Today’s NFL is not your dad’s NFL. Because in my era, chop blocking (cutting a man below the waist while he is engaged with another man) and a cut block (cutting a man below the waist while he is not engaged with another man) were both legal.
The game has evolved to a kinder, gentler version in accordance with today’s mandate of making the game safer, therefore much healthier. That’s fine with me, so long as you keep the playing field level, and adhere to a safety policy that stretches across the field.
With the advent of the term “Defenseless player” now being cow-kicked around defining different players as being vulnerable, such as the wide receiver or the snapper on special teams, and most assuredly the quarterbacks, it might be time to consider the plight of the nose tackle or the 3-technique defensive tackle.
According to the NFL, the nose tackle (usually the mammoth 2-footed pachyderm lined up across from the center) is not a defenseless player if a running play is going on. Therefore it is of no interest to the NFL that “Chop blocking” or the art of rolling up a player’s legs from the side or behind is occurring in greater frequency.
Imagine that you are Casey Hampton playing the nose tackle. You fire off the ball on a pass play and head bang with the center and begin grappling with said center on a pass rush. Suddenly a 300-plus pound howitzer caps you in the knees with a chop block blowing you off your feet and because you are locked up with the center, you have no way of defending your lower body.
Hopefully for Big Snack (and you), the tendons and ligaments of the knees are strong enough to withstand 300-plus pounds of bodyweightxforce sawing him in half. The flag comes out because it is a propped up chop block. While engaged with one man, you can’t be drilled in the lower body by another, no matter if it’s the center’s next door neighbor on the offensive line or a running back trying to help out.
Same guy, same place only now it’s a run play. You fire off the line of scrimmage, engage in hand-to-hand combat with the beef-a-lo and move down the line flowing towards the designated gap you are responsible for. Suddenly the guy running next to the center, the backside guard who you can’t see because your back is turned, blasts you from behind in the back of the legs.

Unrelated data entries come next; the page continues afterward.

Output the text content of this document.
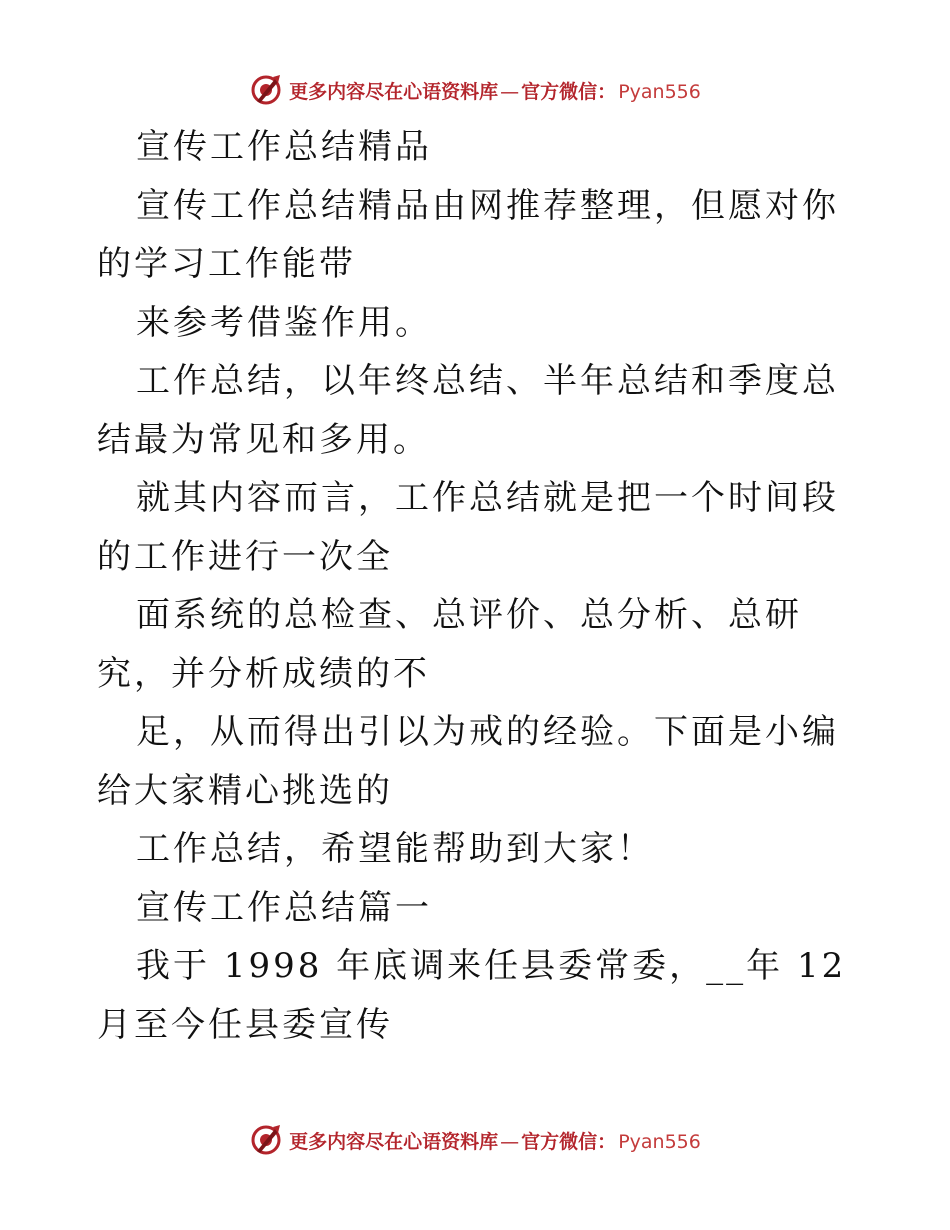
更多内容尽在心语资料库 — 官方微信： Pyan556

宣传工作总结精品

宣传工作总结精品由网推荐整理，但愿对你的学习工作能带

来参考借鉴作用。

工作总结，以年终总结、半年总结和季度总结最为常见和多用。

就其内容而言，工作总结就是把一个时间段的工作进行一次全

面系统的总检查、总评价、总分析、总研究，并分析成绩的不

足，从而得出引以为戒的经验。下面是小编给大家精心挑选的

工作总结，希望能帮助到大家！

宣传工作总结篇一

我于 1998 年底调来任县委常委，__年 12 月至今任县委宣传

更多内容尽在心语资料库 — 官方微信： Pyan556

Do you mean to tell me that a guy getting drilled from behind isn’t defenseless? That it’s a Bozo no-no to chop (remember cut and chop blocks are two different animals) on a pass rush but it’s okay on a run play?
The NFL says if a man is one-player removed from the choppee, that’s a foul on the chopper, but if he’s right next to the choppee then have at it chopper. What’s the difference? That it’s not okay to see it coming on a pass rush but perfectly fine if you don’t see it coming on a run play? The defensive player is still hugely at risk for injury in either situation and it makes no sense to me how being right next to the post-man is okay, but one man removed is not.
I’m beginning to think the NFL deems a defenseless player as anyone but a defensive player.